Houses in every city and town in India are now made of concrete, mortar, cement and bricks. They seem to touch the sky and are so densely populated that we have stopped calling our house, a home! If you wish to see houses that are unique and one with nature, check out the Tribal houses of India. Here are a few of them:
Since there are many Tribes resident in the Northeastern part of India, you can see the most diverse Tribal houses of India varieties here. They are predominantly made of Bamboo, cane, wood and other natural materials found in the area. The Apatani tribals of Arunachal Pradesh build houses using bamboo and other natural materials. The hearth is the center of all family activities like cooking, eating and talking.
The Adi tribe in the same state, build their houses on stilts with only two doors, the front end is used by men and the back door is used by women. There are no windows in these houses. These houses are rebuilt every 5 – 7 years. Though houses sometimes are built on flat lands, these tribes prefer sloping areas to avoid flooding due to rains.
The Mising, Deoris and Bodo tribes of Assam usually build houses near rivers. Here again the fireplace is the centre place for the meeting of all family members. The Tribal houses of India in this state is built on stilts and the area below the house is used as a shelter for their livestock.
The families of Garo tribes of Meghalaya live in houses called Nokmong. The areas for cooking, sleeping and storing are clearly demarcated. They build separate sheds for cattle. All unmarried male members live together in special quarters called the Nokpante. These tribals also build separate huts near their fields.
Meitis, Kukis, Nagas and Rongmeis are some tribes Of Manipur. The houses of these tribals are built using bamboo and cane while wooden plans are used for beds. The kitchen is usually in the center and the foodstuffs are shelved in racks above the fire. A verandah is also incorporated in these houses. Storage of grains is outside the house and on a raised room above the ground.
The Mizo build their houses with their chief’s residence at the center. Zawlbuk, situated adjacent the chief’s resident, houses unmarried men who carry out various social and economic activities. Other houses are rectangular in shape made of bamboo, leaves straw and thatch. Partitions are made of bamboo screens.
Tribal houses in Nagaland are mostly fortified. The houses are divided into the storage section, cooking and living quarters and the backyard. There are entrances at the front and the back.
Tribals in Tripura build their houses using grass and bamboo. Houses are built on a raised ground to protect from wild animals.
While the above houses depict functionality and utility factors, there are tribal houses in some parts of the country which show their artistry.
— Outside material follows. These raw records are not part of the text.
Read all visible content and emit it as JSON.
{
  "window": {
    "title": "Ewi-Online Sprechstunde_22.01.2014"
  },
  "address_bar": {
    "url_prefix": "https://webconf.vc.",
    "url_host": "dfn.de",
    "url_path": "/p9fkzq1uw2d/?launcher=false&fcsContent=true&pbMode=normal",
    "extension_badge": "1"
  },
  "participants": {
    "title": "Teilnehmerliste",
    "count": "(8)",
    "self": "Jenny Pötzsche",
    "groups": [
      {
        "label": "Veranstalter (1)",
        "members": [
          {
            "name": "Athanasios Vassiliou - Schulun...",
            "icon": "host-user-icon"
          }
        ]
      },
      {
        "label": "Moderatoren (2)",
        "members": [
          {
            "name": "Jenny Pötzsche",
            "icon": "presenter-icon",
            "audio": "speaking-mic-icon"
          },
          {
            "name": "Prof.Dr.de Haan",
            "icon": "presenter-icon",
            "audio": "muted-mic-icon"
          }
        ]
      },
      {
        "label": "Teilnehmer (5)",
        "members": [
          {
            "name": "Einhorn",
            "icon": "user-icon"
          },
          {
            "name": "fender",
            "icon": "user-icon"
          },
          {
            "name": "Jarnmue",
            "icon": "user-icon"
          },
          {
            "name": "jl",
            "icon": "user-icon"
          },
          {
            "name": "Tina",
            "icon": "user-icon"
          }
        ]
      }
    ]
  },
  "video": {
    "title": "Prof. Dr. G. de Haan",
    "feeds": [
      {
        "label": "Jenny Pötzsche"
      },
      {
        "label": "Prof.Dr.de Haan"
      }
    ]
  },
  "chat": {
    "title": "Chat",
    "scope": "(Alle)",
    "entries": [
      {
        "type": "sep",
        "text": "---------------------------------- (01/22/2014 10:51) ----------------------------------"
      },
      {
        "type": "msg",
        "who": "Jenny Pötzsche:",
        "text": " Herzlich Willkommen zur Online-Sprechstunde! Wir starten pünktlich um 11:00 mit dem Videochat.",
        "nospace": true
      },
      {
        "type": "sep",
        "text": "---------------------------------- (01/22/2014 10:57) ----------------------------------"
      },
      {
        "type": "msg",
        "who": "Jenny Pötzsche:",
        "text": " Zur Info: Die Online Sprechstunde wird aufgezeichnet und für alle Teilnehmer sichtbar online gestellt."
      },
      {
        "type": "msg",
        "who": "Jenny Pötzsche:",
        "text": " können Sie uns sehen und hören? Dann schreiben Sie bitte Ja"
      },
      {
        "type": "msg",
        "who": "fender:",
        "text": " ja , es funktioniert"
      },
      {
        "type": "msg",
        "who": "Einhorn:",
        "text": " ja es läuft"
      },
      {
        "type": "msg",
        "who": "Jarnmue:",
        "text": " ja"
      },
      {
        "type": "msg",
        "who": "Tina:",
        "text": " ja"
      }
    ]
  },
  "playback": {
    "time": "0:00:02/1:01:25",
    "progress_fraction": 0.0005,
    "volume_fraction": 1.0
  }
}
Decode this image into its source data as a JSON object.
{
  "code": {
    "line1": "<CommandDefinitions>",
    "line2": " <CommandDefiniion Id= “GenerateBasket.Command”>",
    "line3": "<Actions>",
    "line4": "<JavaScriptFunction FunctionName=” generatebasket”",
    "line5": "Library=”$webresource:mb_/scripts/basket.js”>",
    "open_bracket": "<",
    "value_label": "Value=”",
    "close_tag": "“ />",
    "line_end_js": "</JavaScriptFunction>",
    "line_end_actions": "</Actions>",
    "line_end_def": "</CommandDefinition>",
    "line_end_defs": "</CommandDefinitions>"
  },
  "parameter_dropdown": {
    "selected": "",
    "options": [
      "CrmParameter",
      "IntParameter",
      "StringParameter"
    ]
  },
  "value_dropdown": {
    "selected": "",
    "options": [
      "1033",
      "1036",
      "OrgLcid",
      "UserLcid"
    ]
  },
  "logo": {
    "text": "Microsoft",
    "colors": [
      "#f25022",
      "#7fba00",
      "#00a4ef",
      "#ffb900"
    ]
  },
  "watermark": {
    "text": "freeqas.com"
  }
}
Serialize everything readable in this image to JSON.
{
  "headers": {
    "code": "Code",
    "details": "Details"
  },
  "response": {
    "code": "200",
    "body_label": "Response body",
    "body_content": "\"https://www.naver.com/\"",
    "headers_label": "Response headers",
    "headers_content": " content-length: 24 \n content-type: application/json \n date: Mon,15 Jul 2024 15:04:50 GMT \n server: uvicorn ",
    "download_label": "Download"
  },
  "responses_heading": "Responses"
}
Tribal houses of India have different features in different parts of the country. The building style is based on the weather in the area where it is built.
From the Eastern parts of India, we move to the Western parts of India. Take for example the houses of Banni Meghwal tribe, the Rebari tribe and Maldhari tribes of Gujarat. The houses are circular and have conical roofs and are built on a raised platform. The construction is made to ward off whirlwinds and breeze. A single pillar supports the roof which is lined by bamboos inside. Outside, it is covered by grass. The Maldharis add beautiful decorations featuring mirror mosaics on their huts.
In Maharastra, the Varli tribe decorate their clean houses with Warli paintings. The paintings are done on festive occasions. Walls are covered first with a mixture of mud, cow dung and branches which creates a red Ochre background. Then a mixture of rice paste, water and gum are used to do the amazing paints using a chewed bamboo stick as a paintbrush.
Women of Meenas tribe, the oldest in Rajasthan and Madhya Pradesh practice Madana paintings.Art work is done on their house on walls, floors, insides and outside to ward off evil anArtworkoke blessings from their God.
Tribal houses of India- South
The Toda tribes in Ooty, Tamil Nadu, construct beautiful pent shaped houses that are 10 feet in height.
The huts have bamboo roofs and have tiny entrances to ward off wild animals. Tribals make Mural rock paintings to decorate the entrance. Thick bamboos form the basic pent structure and thin bamboos are framed with dried grass to complete the basic circular shape of the Toda Hut.
There are about 645 tribes in India, each with its own unique construction style. The Tribal houses of India are as diverse as can be. The common factor in all the houses is that the houses are built using the easily available raw materials. Another factor is that all these houses are built to withstand climatic abnormalities and attack from wild animals.